Besides IVP and NEA, it includes other notable venture capital firms such as Sequoia, Bessemer and Kindred; strategic backers like Nvidia, Databricks and Bezos Expeditions; and many recognizable figures such as Jeff Bezos, Meta’s Chief AI Scientist Yann LeCun, Naval Ravikant, Susan Wojcicki, Elad Gil, Nat Friedman, and Hugging Face’s Clément Delangue. A new backer, Daniel Gross, led the $56 million funding round starting in March with other new backers Stanley Druckenmiller, Y Combinator director Garry Tan and Figma CEO Dylan Field , who also participated, among others.

One fundraiser quickly following another is not unlike the ongoing fundraising we’ve seen from other big startups over the years. In the years leading up to its IPO, at a time of rapid growth and intense attention, Snap seemed to be steadily raising money on a continuous basis. These days, it seems like everything is about AI, with companies like OpenAI, Anthropic, and Mistral all growing at a rapid rate and seeing their valuations skyrocket at the same time.

In the case of Perplexity, the startup stands out in the market for several reasons. Clearly, this is one of the ambitious, albeit smaller, hopes in the race to create generative AI services. Its unique position in the market is that it is not focused on the race to build large, general-purpose language models. Instead, taking a page from one of the biggest tech companies in the world today, it’s tackling one specific product, at least for now: search.

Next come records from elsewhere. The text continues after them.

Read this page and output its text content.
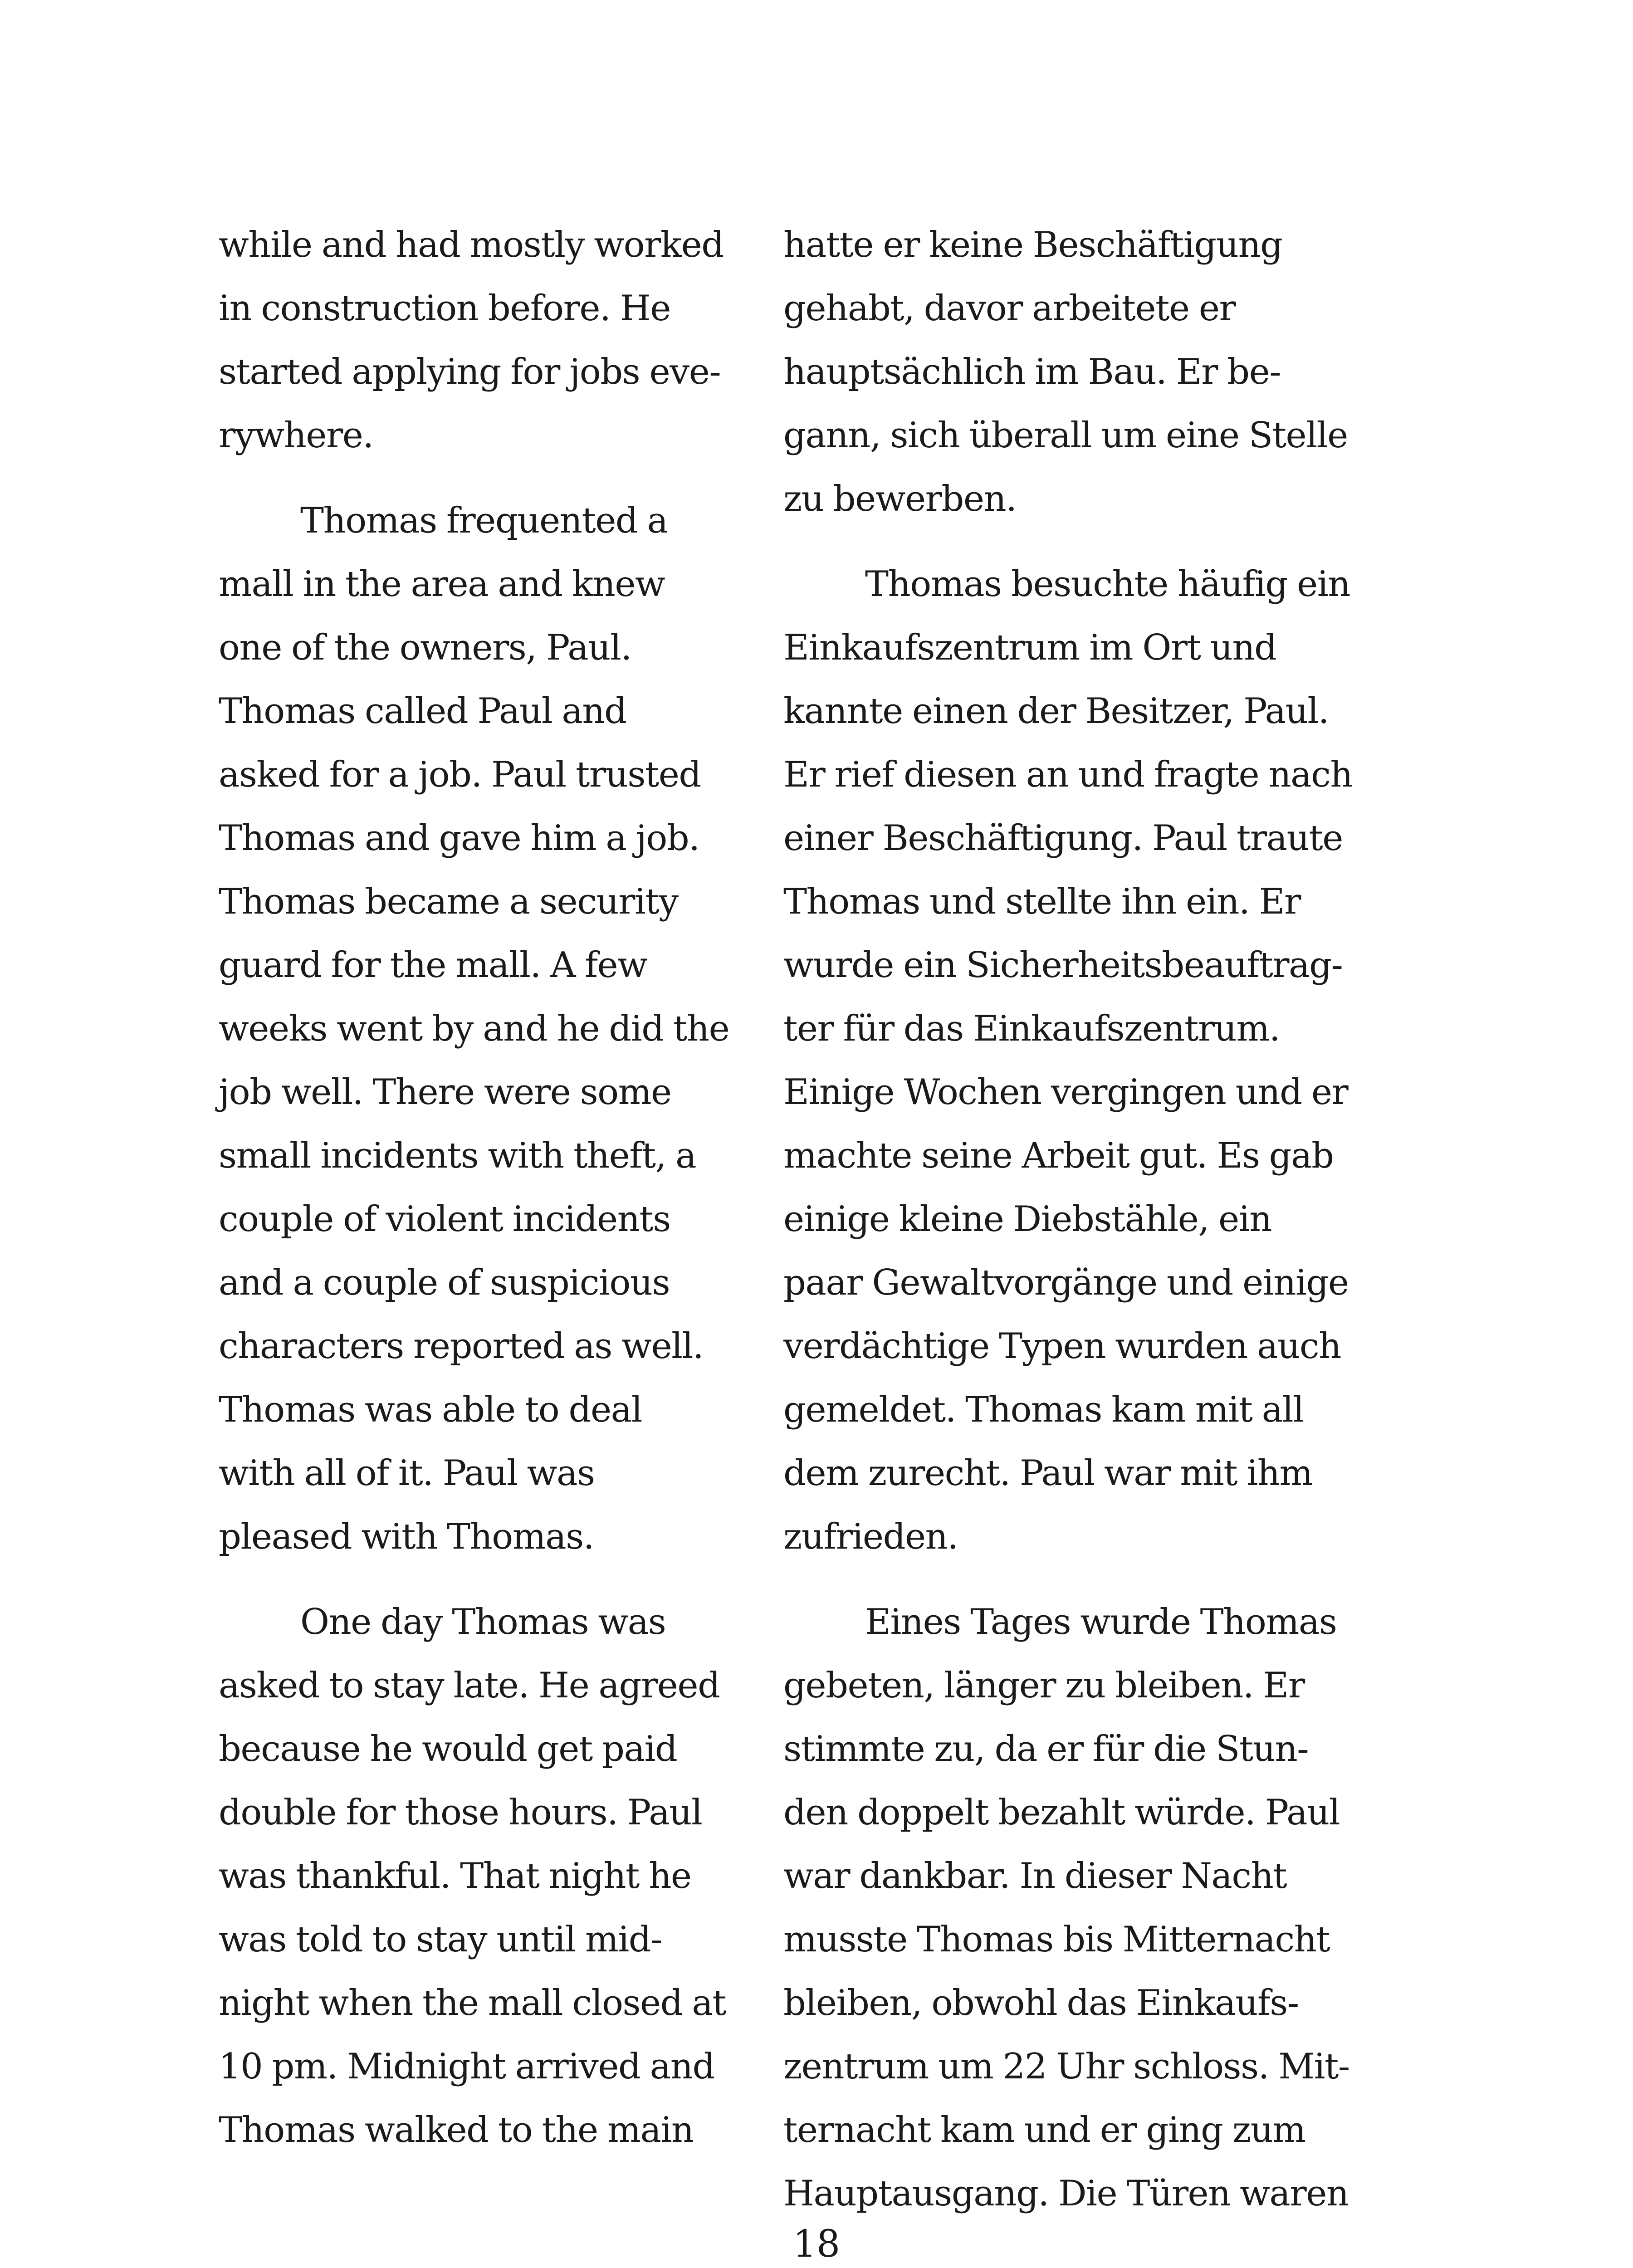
while and had mostly worked
in construction before. He
started applying for jobs eve-
rywhere.
Thomas frequented a
mall in the area and knew
one of the owners, Paul.
Thomas called Paul and
asked for a job. Paul trusted
Thomas and gave him a job.
Thomas became a security
guard for the mall. A few
weeks went by and he did the
job well. There were some
small incidents with theft, a
couple of violent incidents
and a couple of suspicious
characters reported as well.
Thomas was able to deal
with all of it. Paul was
pleased with Thomas.
One day Thomas was
asked to stay late. He agreed
because he would get paid
double for those hours. Paul
was thankful. That night he
was told to stay until mid-
night when the mall closed at
10 pm. Midnight arrived and
Thomas walked to the main
hatte er keine Beschäftigung
gehabt, davor arbeitete er
hauptsächlich im Bau. Er be-
gann, sich überall um eine Stelle
zu bewerben.
Thomas besuchte häufig ein
Einkaufszentrum im Ort und
kannte einen der Besitzer, Paul.
Er rief diesen an und fragte nach
einer Beschäftigung. Paul traute
Thomas und stellte ihn ein. Er
wurde ein Sicherheitsbeauftrag-
ter für das Einkaufszentrum.
Einige Wochen vergingen und er
machte seine Arbeit gut. Es gab
einige kleine Diebstähle, ein
paar Gewaltvorgänge und einige
verdächtige Typen wurden auch
gemeldet. Thomas kam mit all
dem zurecht. Paul war mit ihm
zufrieden.
Eines Tages wurde Thomas
gebeten, länger zu bleiben. Er
stimmte zu, da er für die Stun-
den doppelt bezahlt würde. Paul
war dankbar. In dieser Nacht
musste Thomas bis Mitternacht
bleiben, obwohl das Einkaufs-
zentrum um 22 Uhr schloss. Mit-
ternacht kam und er ging zum
Hauptausgang. Die Türen waren
18
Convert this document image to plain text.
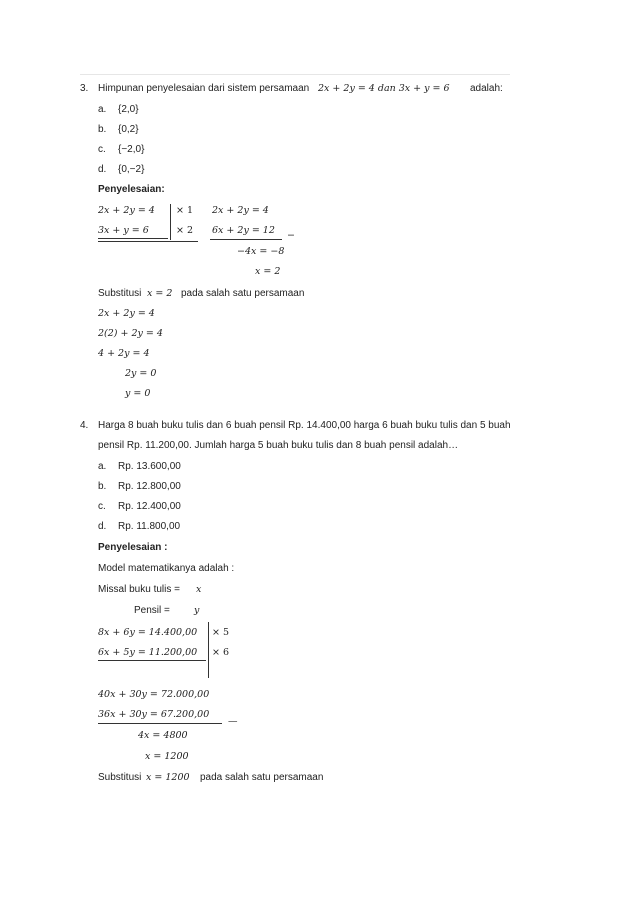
3. Himpunan penyelesaian dari sistem persamaan 2x + 2y = 4 dan 3x + y = 6 adalah:
a. {2,0}
b. {0,2}
c. {−2,0}
d. {0,−2}
Penyelesaian:
2x + 2y = 4
3x + y = 6
× 1
× 2
2x + 2y = 4
6x + 2y = 12 −
−4x = −8
x = 2
Substitusi x = 2 pada salah satu persamaan
2x + 2y = 4
2(2) + 2y = 4
4 + 2y = 4
2y = 0
y = 0
4. Harga 8 buah buku tulis dan 6 buah pensil Rp. 14.400,00 harga 6 buah buku tulis dan 5 buah
pensil Rp. 11.200,00. Jumlah harga 5 buah buku tulis dan 8 buah pensil adalah…
a. Rp. 13.600,00
b. Rp. 12.800,00
c. Rp. 12.400,00
d. Rp. 11.800,00
Penyelesaian :
Model matematikanya adalah :
Missal buku tulis = x
Pensil =	y
8x + 6y = 14.400,00
6x + 5y = 11.200,00
× 5
× 6
40x + 30y = 72.000,00
36x + 30y = 67.200,00
—
4x = 4800
x = 1200
Substitusi x = 1200 pada salah satu persamaan
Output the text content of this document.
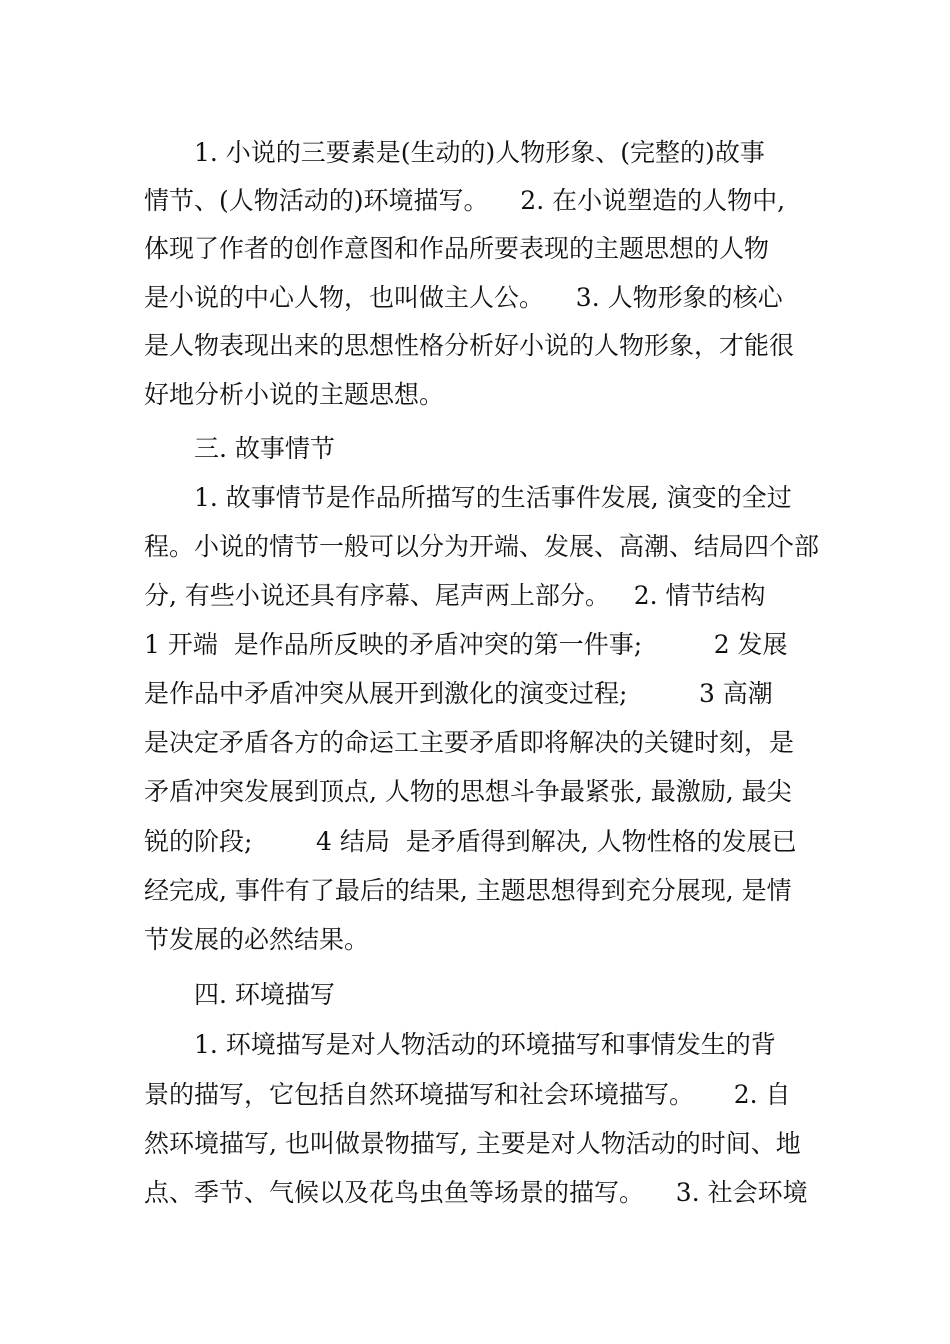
1. 小说的三要素是(生动的)人物形象、(完整的)故事
情节、(人物活动的)环境描写。    2. 在小说塑造的人物中,
体现了作者的创作意图和作品所要表现的主题思想的人物
是小说的中心人物，也叫做主人公。    3. 人物形象的核心
是人物表现出来的思想性格分析好小说的人物形象，才能很
好地分析小说的主题思想。
三. 故事情节
1. 故事情节是作品所描写的生活事件发展, 演变的全过
程。小说的情节一般可以分为开端、发展、高潮、结局四个部
分, 有些小说还具有序幕、尾声两上部分。   2. 情节结构
1 开端  是作品所反映的矛盾冲突的第一件事;         2 发展
是作品中矛盾冲突从展开到激化的演变过程;         3 高潮
是决定矛盾各方的命运工主要矛盾即将解决的关键时刻，是
矛盾冲突发展到顶点, 人物的思想斗争最紧张, 最激励, 最尖
锐的阶段;        4 结局  是矛盾得到解决, 人物性格的发展已
经完成, 事件有了最后的结果, 主题思想得到充分展现, 是情
节发展的必然结果。
四. 环境描写
1. 环境描写是对人物活动的环境描写和事情发生的背
景的描写，它包括自然环境描写和社会环境描写。     2. 自
然环境描写, 也叫做景物描写, 主要是对人物活动的时间、地
点、季节、气候以及花鸟虫鱼等场景的描写。    3. 社会环境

Perplexity is not the only startup in the AI ​​space that is leveraging highly targeted opportunities and targeting businesses. Synthesia in the UK is taking a similar approach with AI video tools, aiming them specifically at the enterprise market, for creating training and customer support video content.

In the case of Perplexity, the startup offers its tools on free and professional, paid tiers, and so far it has processed 75 million requests this year and currently enjoys an ARR of $20 million, according to Bloomberg .

His reason for resurrecting so soon? Yes, perhaps to capitalize on customer and investor interest in what one investor described as a “zeitgeist moment” for the startup. But also because of the current mechanisms for creating any type of AI service.

“VSThe calculation is very expensive, so they may have to increase it” for that reason alone, one said.